大船渡市大船渡町の㈱キャッセン大船渡(田村滿社長)は27日夜、キャッセン・モール&パティオ内で営業するHy,s Cafe(ハイズカフェ、下舘博美オーナー)の営業終了後の空き時間を利用し、新企画をスタートさせた。この日は同社の臂徹取締役が一日限定シェフを務め、カレーなど3品を用意。普段は暗く、静かな夜の店内に明かりがともり、食事や交流を楽しむ人々で新たな活気が生まれた。主催者側では今後、自身の料理を振る舞ってみたい人や、将来的に出店を希望する人向けにこの企画を続けていきたいとしている。
キャッセンとハイズカフェ、出店希望者らの受け皿に
ハイズカフェは昨年4月、モール&パティオの開業に合わせてオープン。食事やスイーツが楽しめるカフェとして親しまれており、営業時間は午前11時〜午後5時となっている。

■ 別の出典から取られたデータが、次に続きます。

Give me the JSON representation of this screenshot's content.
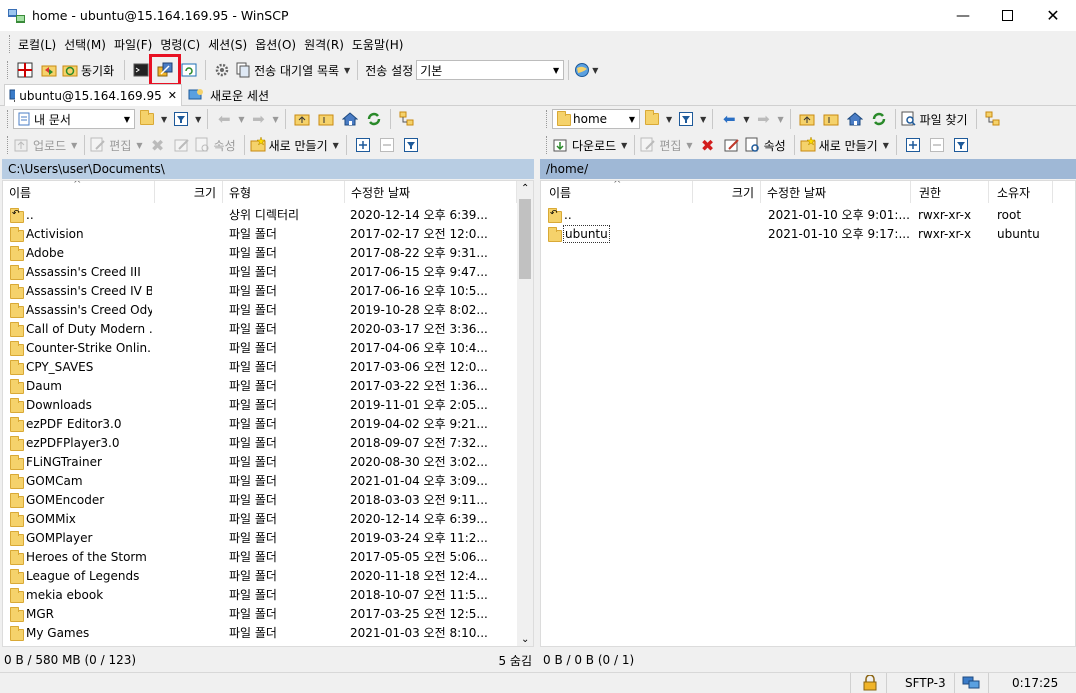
{
  "window": {
    "title": "home - ubuntu@15.164.169.95 - WinSCP"
  },
  "menu": [
    "로컬(L)",
    "선택(M)",
    "파일(F)",
    "명령(C)",
    "세션(S)",
    "옵션(O)",
    "원격(R)",
    "도움말(H)"
  ],
  "toolbar": {
    "sync_label": "동기화",
    "queue_label": "전송 대기열 목록",
    "transfer_settings_label": "전송 설정",
    "transfer_settings_value": "기본"
  },
  "tabs": {
    "session": "ubuntu@15.164.169.95",
    "new_session": "새로운 세션"
  },
  "left": {
    "location": "내 문서",
    "upload_label": "업로드",
    "edit_label": "편집",
    "properties_label": "속성",
    "new_label": "새로 만들기",
    "path": "C:\\Users\\user\\Documents\\",
    "columns": {
      "name": "이름",
      "size": "크기",
      "type": "유형",
      "modified": "수정한 날짜"
    },
    "files": [
      {
        "name": "..",
        "type": "상위 디렉터리",
        "modified": "2020-12-14  오후 6:39...",
        "parent": true
      },
      {
        "name": "Activision",
        "type": "파일 폴더",
        "modified": "2017-02-17  오전 12:0..."
      },
      {
        "name": "Adobe",
        "type": "파일 폴더",
        "modified": "2017-08-22  오후 9:31..."
      },
      {
        "name": "Assassin's Creed III",
        "type": "파일 폴더",
        "modified": "2017-06-15  오후 9:47..."
      },
      {
        "name": "Assassin's Creed IV B...",
        "type": "파일 폴더",
        "modified": "2017-06-16  오후 10:5..."
      },
      {
        "name": "Assassin's Creed Ody...",
        "type": "파일 폴더",
        "modified": "2019-10-28  오후 8:02..."
      },
      {
        "name": "Call of Duty Modern ...",
        "type": "파일 폴더",
        "modified": "2020-03-17  오전 3:36..."
      },
      {
        "name": "Counter-Strike Onlin...",
        "type": "파일 폴더",
        "modified": "2017-04-06  오후 10:4..."
      },
      {
        "name": "CPY_SAVES",
        "type": "파일 폴더",
        "modified": "2017-03-06  오전 12:0..."
      },
      {
        "name": "Daum",
        "type": "파일 폴더",
        "modified": "2017-03-22  오전 1:36..."
      },
      {
        "name": "Downloads",
        "type": "파일 폴더",
        "modified": "2019-11-01  오후 2:05..."
      },
      {
        "name": "ezPDF Editor3.0",
        "type": "파일 폴더",
        "modified": "2019-04-02  오후 9:21..."
      },
      {
        "name": "ezPDFPlayer3.0",
        "type": "파일 폴더",
        "modified": "2018-09-07  오전 7:32..."
      },
      {
        "name": "FLiNGTrainer",
        "type": "파일 폴더",
        "modified": "2020-08-30  오전 3:02..."
      },
      {
        "name": "GOMCam",
        "type": "파일 폴더",
        "modified": "2021-01-04  오후 3:09..."
      },
      {
        "name": "GOMEncoder",
        "type": "파일 폴더",
        "modified": "2018-03-03  오전 9:11..."
      },
      {
        "name": "GOMMix",
        "type": "파일 폴더",
        "modified": "2020-12-14  오후 6:39..."
      },
      {
        "name": "GOMPlayer",
        "type": "파일 폴더",
        "modified": "2019-03-24  오후 11:2..."
      },
      {
        "name": "Heroes of the Storm",
        "type": "파일 폴더",
        "modified": "2017-05-05  오전 5:06..."
      },
      {
        "name": "League of Legends",
        "type": "파일 폴더",
        "modified": "2020-11-18  오전 12:4..."
      },
      {
        "name": "mekia ebook",
        "type": "파일 폴더",
        "modified": "2018-10-07  오전 11:5..."
      },
      {
        "name": "MGR",
        "type": "파일 폴더",
        "modified": "2017-03-25  오전 12:5..."
      },
      {
        "name": "My Games",
        "type": "파일 폴더",
        "modified": "2021-01-03  오전 8:10..."
      }
    ],
    "status_left": "0 B / 580 MB (0 / 123)",
    "status_right": "5 숨김"
  },
  "right": {
    "location": "home",
    "download_label": "다운로드",
    "edit_label": "편집",
    "properties_label": "속성",
    "new_label": "새로 만들기",
    "find_label": "파일 찾기",
    "path": "/home/",
    "columns": {
      "name": "이름",
      "size": "크기",
      "modified": "수정한 날짜",
      "rights": "권한",
      "owner": "소유자"
    },
    "files": [
      {
        "name": "..",
        "modified": "2021-01-10  오후 9:01:...",
        "rights": "rwxr-xr-x",
        "owner": "root",
        "parent": true
      },
      {
        "name": "ubuntu",
        "modified": "2021-01-10  오후 9:17:...",
        "rights": "rwxr-xr-x",
        "owner": "ubuntu"
      }
    ],
    "status": "0 B / 0 B (0 / 1)"
  },
  "bottom": {
    "protocol": "SFTP-3",
    "time": "0:17:25"
  },
  "colors": {
    "left_path_bg": "#b8cde3",
    "right_path_bg": "#9fb8d6",
    "highlight": "#e81123"
  }
}
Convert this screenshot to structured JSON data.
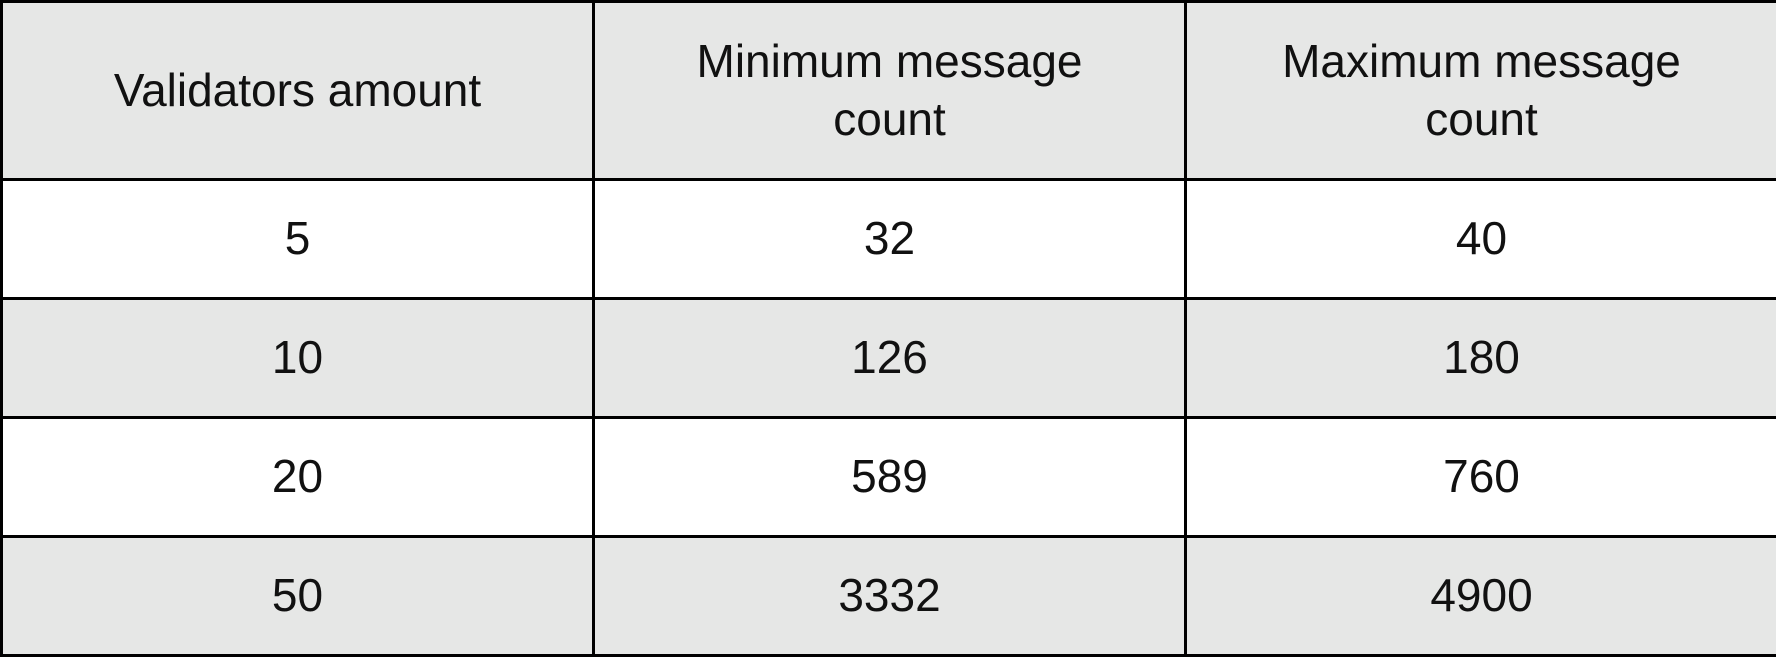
{
  "table": {
    "columns": [
      "Validators amount",
      "Minimum message count",
      "Maximum message count"
    ],
    "header_line_breaks": [
      [
        "Validators amount"
      ],
      [
        "Minimum message",
        "count"
      ],
      [
        "Maximum message",
        "count"
      ]
    ],
    "rows": [
      [
        "5",
        "32",
        "40"
      ],
      [
        "10",
        "126",
        "180"
      ],
      [
        "20",
        "589",
        "760"
      ],
      [
        "50",
        "3332",
        "4900"
      ]
    ]
  },
  "colors": {
    "header_background": "#e6e7e6",
    "shaded_row_background": "#e6e7e6",
    "plain_row_background": "#ffffff",
    "border": "#000000"
  }
}
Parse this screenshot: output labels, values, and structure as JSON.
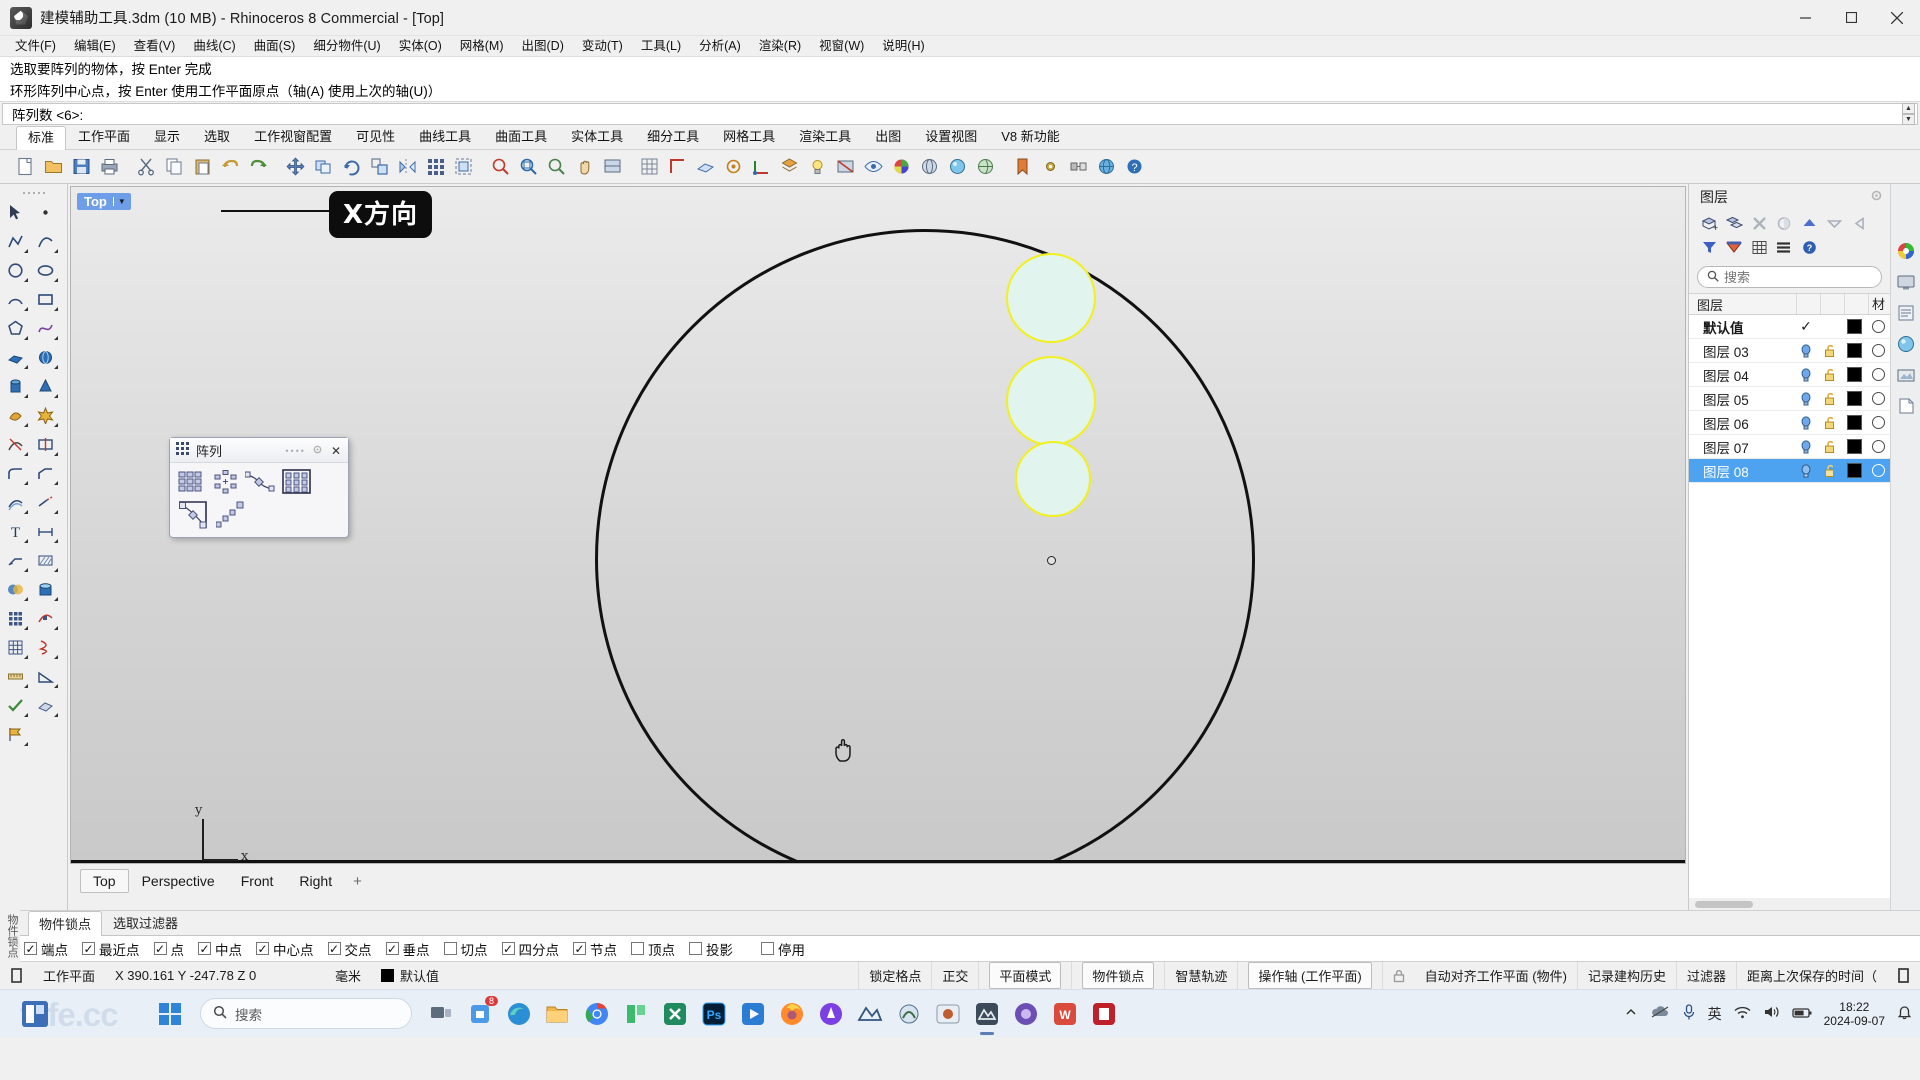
{
  "window": {
    "title": "建模辅助工具.3dm (10 MB) - Rhinoceros 8 Commercial - [Top]",
    "minimize": "—",
    "maximize": "□",
    "close": "✕"
  },
  "menubar": {
    "items": [
      {
        "label": "文件(F)"
      },
      {
        "label": "编辑(E)"
      },
      {
        "label": "查看(V)"
      },
      {
        "label": "曲线(C)"
      },
      {
        "label": "曲面(S)"
      },
      {
        "label": "细分物件(U)"
      },
      {
        "label": "实体(O)"
      },
      {
        "label": "网格(M)"
      },
      {
        "label": "出图(D)"
      },
      {
        "label": "变动(T)"
      },
      {
        "label": "工具(L)"
      },
      {
        "label": "分析(A)"
      },
      {
        "label": "渲染(R)"
      },
      {
        "label": "视窗(W)"
      },
      {
        "label": "说明(H)"
      }
    ]
  },
  "command": {
    "history": [
      "选取要阵列的物体，按 Enter 完成",
      "环形阵列中心点，按 Enter 使用工作平面原点（轴(A) 使用上次的轴(U)）"
    ],
    "prompt": "阵列数 <6>:"
  },
  "toolbar_tabs": {
    "items": [
      {
        "label": "标准",
        "active": true
      },
      {
        "label": "工作平面",
        "active": false
      },
      {
        "label": "显示",
        "active": false
      },
      {
        "label": "选取",
        "active": false
      },
      {
        "label": "工作视窗配置",
        "active": false
      },
      {
        "label": "可见性",
        "active": false
      },
      {
        "label": "曲线工具",
        "active": false
      },
      {
        "label": "曲面工具",
        "active": false
      },
      {
        "label": "实体工具",
        "active": false
      },
      {
        "label": "细分工具",
        "active": false
      },
      {
        "label": "网格工具",
        "active": false
      },
      {
        "label": "渲染工具",
        "active": false
      },
      {
        "label": "出图",
        "active": false
      },
      {
        "label": "设置视图",
        "active": false
      },
      {
        "label": "V8 新功能",
        "active": false
      }
    ]
  },
  "icon_toolbar": {
    "buttons": [
      {
        "name": "new-file-icon"
      },
      {
        "name": "open-file-icon"
      },
      {
        "name": "save-icon"
      },
      {
        "name": "print-icon"
      },
      {
        "name": "cut-icon"
      },
      {
        "name": "copy-icon"
      },
      {
        "name": "paste-icon"
      },
      {
        "name": "undo-icon"
      },
      {
        "name": "redo-icon"
      },
      {
        "name": "move-icon"
      },
      {
        "name": "copy-object-icon"
      },
      {
        "name": "rotate-icon"
      },
      {
        "name": "scale-icon"
      },
      {
        "name": "mirror-icon"
      },
      {
        "name": "array-icon"
      },
      {
        "name": "group-icon"
      },
      {
        "name": "zoom-extents-icon"
      },
      {
        "name": "zoom-window-icon"
      },
      {
        "name": "zoom-selected-icon"
      },
      {
        "name": "pan-icon"
      },
      {
        "name": "shade-icon"
      },
      {
        "name": "grid-snap-icon"
      },
      {
        "name": "ortho-icon"
      },
      {
        "name": "planar-icon"
      },
      {
        "name": "osnap-icon"
      },
      {
        "name": "gumball-icon"
      },
      {
        "name": "layer-icon"
      },
      {
        "name": "light-icon"
      },
      {
        "name": "hide-icon"
      },
      {
        "name": "show-icon"
      },
      {
        "name": "color-wheel-icon"
      },
      {
        "name": "render-icon"
      },
      {
        "name": "material-icon"
      },
      {
        "name": "environment-icon"
      },
      {
        "name": "sun-icon"
      },
      {
        "name": "bookmark-icon"
      },
      {
        "name": "settings-icon"
      },
      {
        "name": "analysis-icon"
      },
      {
        "name": "globe-icon"
      },
      {
        "name": "help-icon"
      }
    ]
  },
  "left_toolbar": {
    "buttons": [
      {
        "name": "select-arrow-icon"
      },
      {
        "name": "point-icon"
      },
      {
        "name": "polyline-icon"
      },
      {
        "name": "curve-icon"
      },
      {
        "name": "circle-icon"
      },
      {
        "name": "ellipse-icon"
      },
      {
        "name": "arc-icon"
      },
      {
        "name": "rectangle-icon"
      },
      {
        "name": "polygon-icon"
      },
      {
        "name": "freeform-icon"
      },
      {
        "name": "surface-icon"
      },
      {
        "name": "sphere-icon"
      },
      {
        "name": "cylinder-icon"
      },
      {
        "name": "cone-icon"
      },
      {
        "name": "subd-icon"
      },
      {
        "name": "explode-icon"
      },
      {
        "name": "trim-icon"
      },
      {
        "name": "split-icon"
      },
      {
        "name": "fillet-icon"
      },
      {
        "name": "chamfer-icon"
      },
      {
        "name": "offset-icon"
      },
      {
        "name": "extend-icon"
      },
      {
        "name": "text-icon"
      },
      {
        "name": "dimension-icon"
      },
      {
        "name": "leader-icon"
      },
      {
        "name": "hatch-icon"
      },
      {
        "name": "boolean-icon"
      },
      {
        "name": "cap-icon"
      },
      {
        "name": "array-tool-icon"
      },
      {
        "name": "flow-icon"
      },
      {
        "name": "grid-array-icon"
      },
      {
        "name": "twist-icon"
      },
      {
        "name": "measure-icon"
      },
      {
        "name": "angle-icon"
      },
      {
        "name": "check-icon"
      },
      {
        "name": "shell-icon"
      },
      {
        "name": "flag-icon"
      }
    ]
  },
  "viewport": {
    "label": "Top",
    "tooltip": "X方向",
    "axis_y": "y",
    "axis_x": "x",
    "cursor": "hand-pan-cursor",
    "tabs": [
      {
        "label": "Top",
        "active": true
      },
      {
        "label": "Perspective",
        "active": false
      },
      {
        "label": "Front",
        "active": false
      },
      {
        "label": "Right",
        "active": false
      }
    ],
    "add_tab": "+"
  },
  "array_panel": {
    "title": "阵列",
    "close": "✕",
    "buttons": [
      {
        "name": "rectangular-array-icon"
      },
      {
        "name": "polar-array-icon"
      },
      {
        "name": "array-along-curve-icon"
      },
      {
        "name": "array-linear-icon"
      },
      {
        "name": "array-along-surface-icon"
      },
      {
        "name": "array-along-curve-on-surface-icon"
      }
    ]
  },
  "layers": {
    "title": "图层",
    "search_placeholder": "搜索",
    "columns": {
      "name": "图层",
      "material": "材"
    },
    "tool_buttons": [
      {
        "name": "new-layer-icon"
      },
      {
        "name": "new-sublayer-icon"
      },
      {
        "name": "delete-layer-icon"
      },
      {
        "name": "duplicate-layer-icon"
      },
      {
        "name": "move-up-icon"
      },
      {
        "name": "move-down-icon"
      },
      {
        "name": "move-left-icon"
      },
      {
        "name": "filter-icon"
      },
      {
        "name": "layer-color-icon"
      },
      {
        "name": "table-view-icon"
      },
      {
        "name": "list-view-icon"
      },
      {
        "name": "help-icon"
      }
    ],
    "rows": [
      {
        "name": "默认值",
        "current": true,
        "visible": null,
        "locked": null,
        "color": "#000000",
        "selected": false
      },
      {
        "name": "图层 03",
        "current": false,
        "visible": true,
        "locked": false,
        "color": "#000000",
        "selected": false
      },
      {
        "name": "图层 04",
        "current": false,
        "visible": true,
        "locked": false,
        "color": "#000000",
        "selected": false
      },
      {
        "name": "图层 05",
        "current": false,
        "visible": true,
        "locked": false,
        "color": "#000000",
        "selected": false
      },
      {
        "name": "图层 06",
        "current": false,
        "visible": true,
        "locked": false,
        "color": "#000000",
        "selected": false
      },
      {
        "name": "图层 07",
        "current": false,
        "visible": true,
        "locked": false,
        "color": "#000000",
        "selected": false
      },
      {
        "name": "图层 08",
        "current": false,
        "visible": true,
        "locked": false,
        "color": "#000000",
        "selected": true
      }
    ],
    "dock_icons": [
      {
        "name": "color-wheel-icon"
      },
      {
        "name": "display-icon"
      },
      {
        "name": "properties-icon"
      },
      {
        "name": "material-icon"
      },
      {
        "name": "render-icon"
      },
      {
        "name": "notes-icon"
      }
    ]
  },
  "osnap": {
    "side_label": "物件锁点",
    "tabs": [
      {
        "label": "物件锁点",
        "active": true
      },
      {
        "label": "选取过滤器",
        "active": false
      }
    ],
    "options": [
      {
        "label": "端点",
        "checked": true
      },
      {
        "label": "最近点",
        "checked": true
      },
      {
        "label": "点",
        "checked": true
      },
      {
        "label": "中点",
        "checked": true
      },
      {
        "label": "中心点",
        "checked": true
      },
      {
        "label": "交点",
        "checked": true
      },
      {
        "label": "垂点",
        "checked": true
      },
      {
        "label": "切点",
        "checked": false
      },
      {
        "label": "四分点",
        "checked": true
      },
      {
        "label": "节点",
        "checked": true
      },
      {
        "label": "顶点",
        "checked": false
      },
      {
        "label": "投影",
        "checked": false
      },
      {
        "label": "停用",
        "checked": false
      }
    ]
  },
  "statusbar": {
    "cplane_label": "工作平面",
    "coords": "X 390.161 Y -247.78 Z 0",
    "units": "毫米",
    "layer_color": "#000000",
    "layer_name": "默认值",
    "toggles": [
      {
        "label": "锁定格点",
        "active": false
      },
      {
        "label": "正交",
        "active": false
      },
      {
        "label": "平面模式",
        "active": true
      },
      {
        "label": "物件锁点",
        "active": true
      },
      {
        "label": "智慧轨迹",
        "active": false
      },
      {
        "label": "操作轴 (工作平面)",
        "active": true
      }
    ],
    "lock_icon": "lock-icon",
    "auto_cplane": "自动对齐工作平面 (物件)",
    "history": "记录建构历史",
    "filter": "过滤器",
    "save_time": "距离上次保存的时间（"
  },
  "taskbar": {
    "watermark": "tafe.cc",
    "search_placeholder": "搜索",
    "start_icon": "windows-start-icon",
    "apps": [
      {
        "name": "taskview-icon"
      },
      {
        "name": "store-icon",
        "badge": "8"
      },
      {
        "name": "edge-icon"
      },
      {
        "name": "file-explorer-icon"
      },
      {
        "name": "chrome-icon"
      },
      {
        "name": "app-green-icon"
      },
      {
        "name": "app-x-icon"
      },
      {
        "name": "photoshop-icon"
      },
      {
        "name": "media-player-icon"
      },
      {
        "name": "firefox-icon"
      },
      {
        "name": "ai-icon"
      },
      {
        "name": "rhino-icon"
      },
      {
        "name": "grasshopper-icon"
      },
      {
        "name": "keyshot-icon"
      },
      {
        "name": "rhino-active-icon",
        "running": true
      },
      {
        "name": "app-purple-icon"
      },
      {
        "name": "wps-icon"
      },
      {
        "name": "red-app-icon"
      }
    ],
    "tray": {
      "chevron": "chevron-up-icon",
      "onedrive": "onedrive-icon",
      "mic": "microphone-icon",
      "ime": "英",
      "wifi": "wifi-icon",
      "volume": "volume-icon",
      "battery": "battery-icon",
      "time": "18:22",
      "date": "2024-09-07",
      "notify": "bell-icon"
    }
  }
}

キャッセン側では、営業終了後の空き時間に着目。全国的にも店舗の閉店後や空き時間を活用し、別な店舗が営業するケースがみられており、「空き時間を活用して、新たな活気を生むことができれば」と下舘オーナーに相談。そこで互いの考えが一致し、関係者らで実行委員会(委員長・田村社長)を設けて9月下旬から準備を進めてきた。
実現にあたっては、万が一事故が起きた場合の補償、場所代をどうするかなど、解決しなければならない課題もあった。これらは保険の利用や、利用者がカフェ側と一日限りの雇用契約を結ぶという仕組みを整えるなどし、リスクに備えた。
初回は実際に運営をし、新たな課題や対応すべき点などがないかを確認しようと、臂取締役がシェフを担当。以前、盛岡市内でカフェを経営していた臂取締役は、何度か厨房に立った経験があり、その時に好評だったカレーを提供することとした。
この日は、「奇跡のカレー」「或日の鶏カラ(鶏の唐揚げ)」「至高のピクルス」の3品25食分と、ドリンク類を用意。メーンのカレーは、エビ、貝柱、鶏ガラの3種類でだしをとり、22種類のスパイスを使った本格的な一品。これにキノコと豆苗の炒め物など2種類の〝味変〟を添え、飽きのこないカレーに仕上げた。
スパイシーな香り漂う店内には、フェイスブックなどでイベントを知った人々が来店。臂取締役らキャッセンのスタッフが運営にあたり、来店者らをもてなした。
カレーを口にした人々は、「おいしい」「味変があって面白い」などと話しながら味を堪能。ゆったりとした雰囲気の中、料理はもちろん会話を楽しむグループも多く、店内は活気にあふれた。
臂取締役は「『おいしい』と言われることがこんなにうれしいとは。飲食店経営には苦労もあるが、それが生きがいになっていると感じた。今回の経験が、キャッセンの飲食店盛り上げにもつながるいい機会になった。今後、料理を振る舞いたい、出店に向けてチャレンジをしたいという方々の受け皿になれば」と話していた。
この企画は今後、週末を中心に週1、2回計画。キャッセン側によると、すでに何人か利用希望者がいるという。
利用は実行委への登録制で、審査がある。有料で、保険料や登録料、場所代などが必要。食材や調理道具、食器類は利用者の持ち込みとなる。